Rachid Melliani, directeur général de l’École nationale supérieure de l’administration

«Dans les politiques de développement et les stratégies qui vont arriver par la suite, notre pays est appelé à intégrer la formation de manière fondamentale dans la matrice globale. Tout simplement parce que l’humain reste un élément distinctif de la rénovation. Et la transformation du monde du travail ainsi que l’évolution des pratiques professionnelles entraînent des changements profonds et exigent qu’on travaille sur l’émergence d’un certain nombre de compétences nouvelles et des métiers nouveaux. Les prestataires de la formation auront donc un rôle central à jouer pour développer une offre adaptée aux nouveaux enjeux de la reprise et d’éventuelles réorientations et ré-adressage des politiques publiques. Ils devront faire montre d’une capacité à innover en matière d’ingénierie pédagogique et rompre avec les outils classiques.»

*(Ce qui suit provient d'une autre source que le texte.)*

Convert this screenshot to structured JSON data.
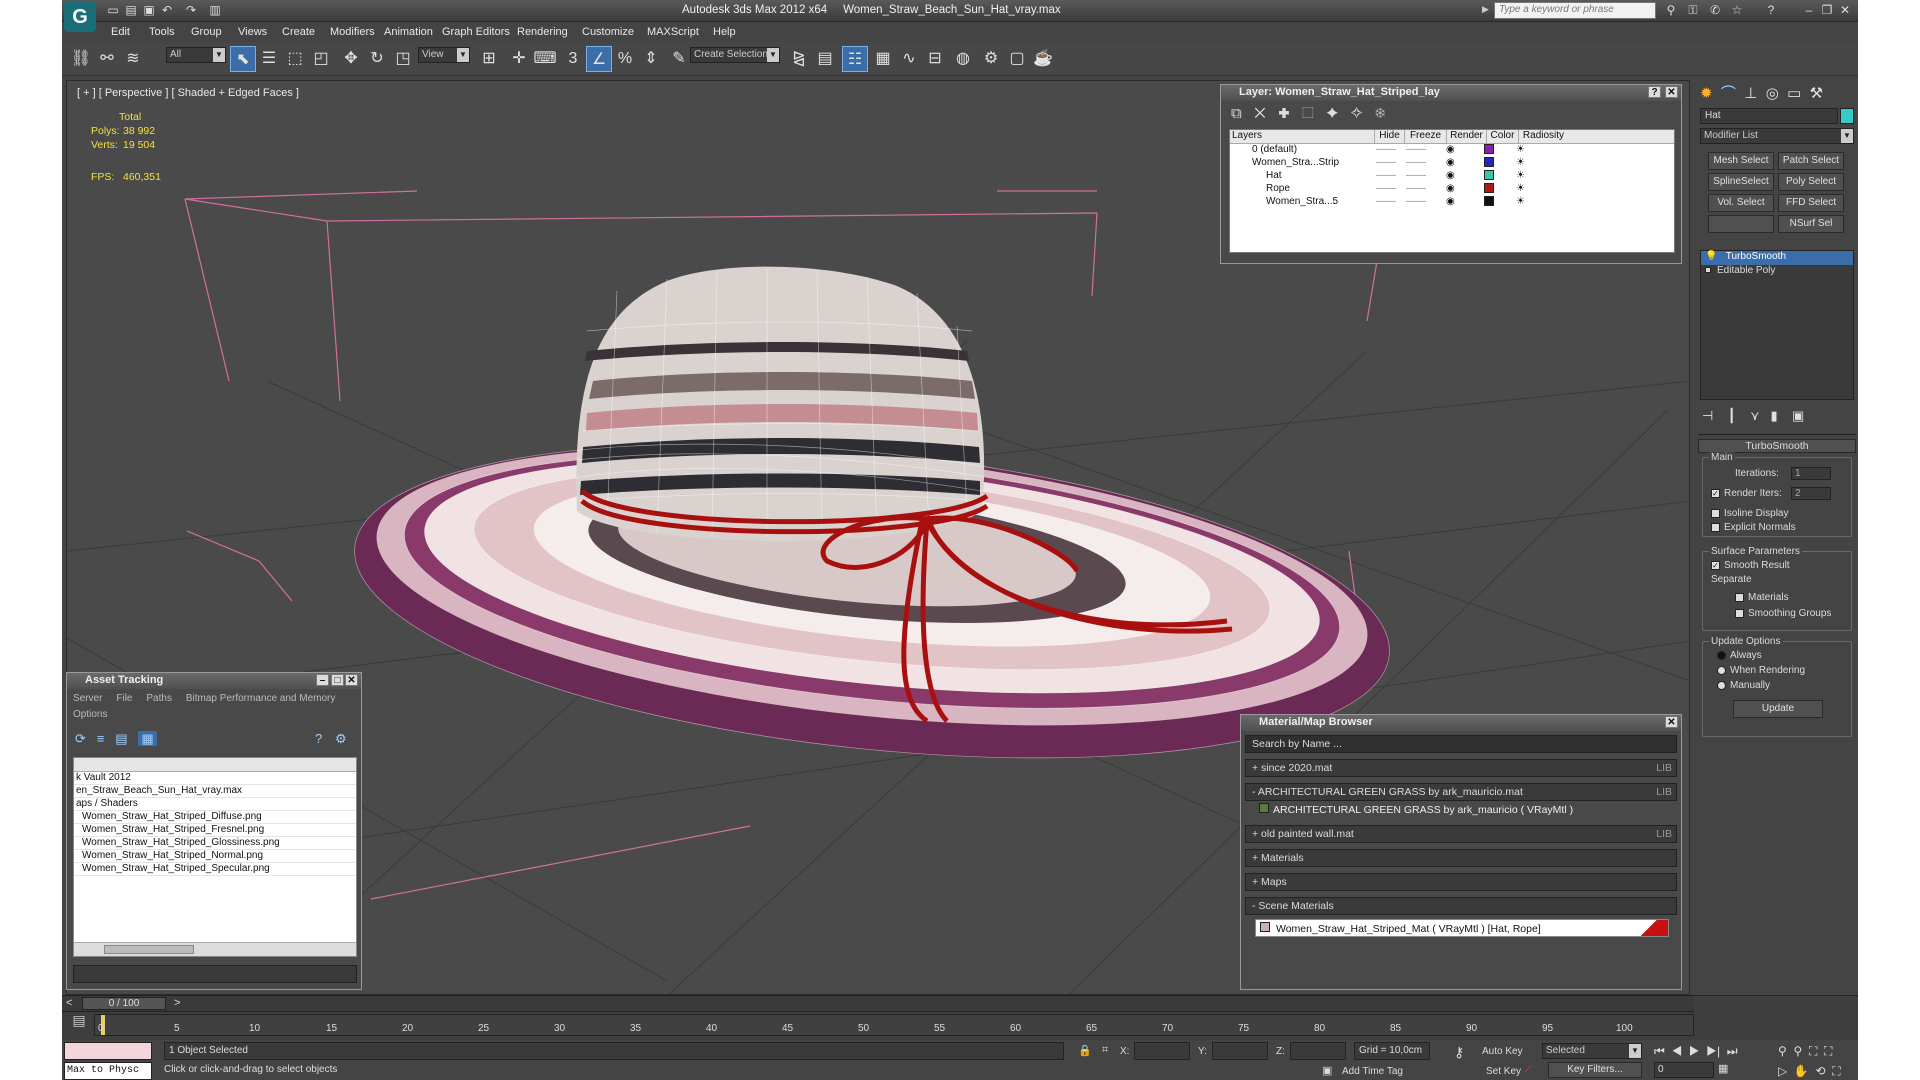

Abderrazaq Mihamou, directeur général du Cabinet MOR2C

«Cette pandémie a été une aubaine parce qu’elle nous a permis d’accélérer le processus et aussi de l’humaniser. Le virus a brisé les résistances au changement, notamment chez les formateurs qui étaient beaucoup plus réticents à intégrer leurs contenus sur des plateformes digitales. Dorénavant, le formateur va devoir intégrer de nouvelles compétences à son métier de base car il va devenir en plus scénariste, producteur et fournisseur de contenus. Le métier de formateur aujourd’hui s’est complètement métamorphosé. De manière globale, le travail qui doit se faire actuellement devrait l’être à trois niveaux : les organismes donneurs d’ordre doivent être conscients de la nécessité de passer au digital à distance et en présentiel, les formateurs «ancienne école» qui n’ont pas cru aux plateformes e-learning doivent de leur côté adapter leurs cours à cette nouvelle forme de formation et se convertir au digital intelligent, alors que les bénéficiaires doivent avoir accès à des connexions fluides pour pouvoir suivre des formations en temps réel.»